Sinha observes that “As countries develop, dependency ratios tend to rise due to population aging, and our data shows TV viewership increases alongside this shift.”
Literacy rate shows a similarly positive relationship with TV growth. Rising literacy appears to strengthen engagement with televised content, reinforcing TV’s role as both an informational and social medium. The report further situates television within a broader body of evidence linking TV exposure to improved literacy, social awareness, and women’s empowerment, particularly in rural India.
Regionally, the report projects that India’s total TV audience will approach one billion viewers by 2029, with the fastest growth expected in rural India and low-income states such as Uttar Pradesh, Bihar, Odisha, Rajasthan, and West Bengal. These regions are projected to converge toward penetration levels currently seen in higher-income states, underscoring the role of economic catch-up in expanding TV reach.
Urban markets, by contrast, are expected to grow more slowly, largely due to already high penetration levels. However, the authors caution against interpreting this as market saturation.
Pingali states, “I would not describe TV in urban India as reaching saturation. Growth is slower because penetration is already high, not because demand is collapsing.”
The study does not explicitly differentiate between linear television and connected or online TV, but argues that linear TV is unlikely to be bypassed, especially in emerging regions. Rather than a replacement dynamic, the authors anticipate hybrid growth, with connected TV expanding faster while traditional TV continues to gain users.
Sinha notes, “It is unlikely that households without TV access will skip linear TV entirely and move straight to non-linear TV. We expect mixed growth, not substitution.”
The report acknowledges limitations, particularly in its inability to directly model content-side variables such as language diversity, regional programming penetration, and broadcaster reach. These are indirectly proxied through income and connectivity metrics. Future research, the authors suggest, could benefit from deeper segmentation of regional language ecosystems, especially in underserved markets such as the Northeast.

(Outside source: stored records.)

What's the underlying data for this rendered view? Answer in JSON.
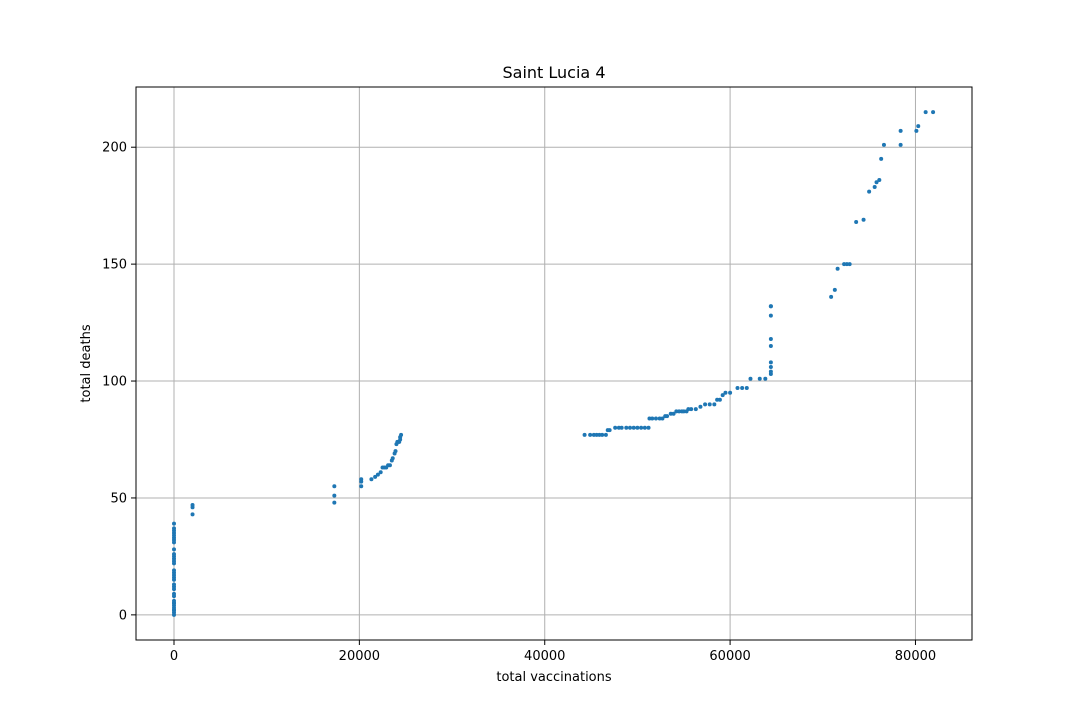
{
  "chart_data": {
    "type": "scatter",
    "title": "Saint Lucia 4",
    "xlabel": "total vaccinations",
    "ylabel": "total deaths",
    "xlim": [
      -4100,
      86100
    ],
    "ylim": [
      -10.75,
      225.75
    ],
    "xticks": [
      0,
      20000,
      40000,
      60000,
      80000
    ],
    "yticks": [
      0,
      50,
      100,
      150,
      200
    ],
    "grid": true,
    "marker_color": "#1f77b4",
    "series": [
      {
        "x": [
          0,
          0,
          0,
          0,
          0,
          0,
          0,
          0,
          0,
          0,
          0,
          0,
          0,
          0,
          0,
          0,
          0,
          0,
          0,
          0,
          0,
          0,
          0,
          0,
          0,
          0,
          0,
          0,
          0,
          0,
          0,
          0,
          0,
          2000,
          2000,
          2000,
          17300,
          17300,
          17300,
          20200,
          20200,
          20200,
          21300,
          21700,
          22000,
          22300,
          22500,
          22700,
          22900,
          23100,
          23300,
          23500,
          23600,
          23800,
          23900,
          24000,
          24100,
          24200,
          24300,
          24400,
          24400,
          24500,
          44300,
          44900,
          45300,
          45600,
          45900,
          46200,
          46600,
          46800,
          47000,
          47600,
          48000,
          48300,
          48800,
          49200,
          49600,
          50000,
          50400,
          50800,
          51200,
          51300,
          51600,
          52000,
          52400,
          52700,
          53000,
          53200,
          53600,
          53900,
          54200,
          54500,
          54800,
          55000,
          55300,
          55500,
          55800,
          56300,
          56800,
          57300,
          57800,
          58300,
          58600,
          58900,
          59200,
          59500,
          60000,
          60800,
          61300,
          61800,
          62200,
          63200,
          63800,
          64400,
          64400,
          64400,
          64400,
          64400,
          64400,
          64400,
          64400,
          64400,
          70900,
          71300,
          71600,
          72300,
          72600,
          72900,
          73600,
          74400,
          75000,
          75600,
          75800,
          76100,
          76300,
          76600,
          78400,
          78400,
          80100,
          80300,
          81100,
          81900
        ],
        "y": [
          0,
          1,
          2,
          3,
          4,
          5,
          6,
          8,
          9,
          11,
          12,
          13,
          15,
          16,
          17,
          18,
          19,
          22,
          23,
          24,
          25,
          26,
          28,
          31,
          32,
          33,
          34,
          35,
          36,
          37,
          39,
          2,
          5,
          43,
          46,
          47,
          48,
          51,
          55,
          55,
          57,
          58,
          58,
          59,
          60,
          61,
          63,
          63,
          63,
          64,
          64,
          66,
          67,
          69,
          70,
          73,
          74,
          74,
          74,
          75,
          76,
          77,
          77,
          77,
          77,
          77,
          77,
          77,
          77,
          79,
          79,
          80,
          80,
          80,
          80,
          80,
          80,
          80,
          80,
          80,
          80,
          84,
          84,
          84,
          84,
          84,
          85,
          85,
          86,
          86,
          87,
          87,
          87,
          87,
          87,
          88,
          88,
          88,
          89,
          90,
          90,
          90,
          92,
          92,
          94,
          95,
          95,
          97,
          97,
          97,
          101,
          101,
          101,
          103,
          104,
          106,
          108,
          115,
          118,
          128,
          132,
          132,
          136,
          139,
          148,
          150,
          150,
          150,
          168,
          169,
          181,
          183,
          185,
          186,
          195,
          201,
          201,
          207,
          207,
          209,
          215,
          215
        ]
      }
    ]
  }
}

Pingali adds, “India’s diversity is far more complex than current datasets capture. Regional content availability is one variable we would most like to study in greater depth.”
Overall, the study concludes that television in India is not in decline but entering a new phase of structurally supported growth, driven by rising connectivity, incomes, literacy, and demographic shifts.
As Sinha summarizes, “This study began as an attempt to test the hypothesis that TV is dying. Our conclusion is that TV is not dying.”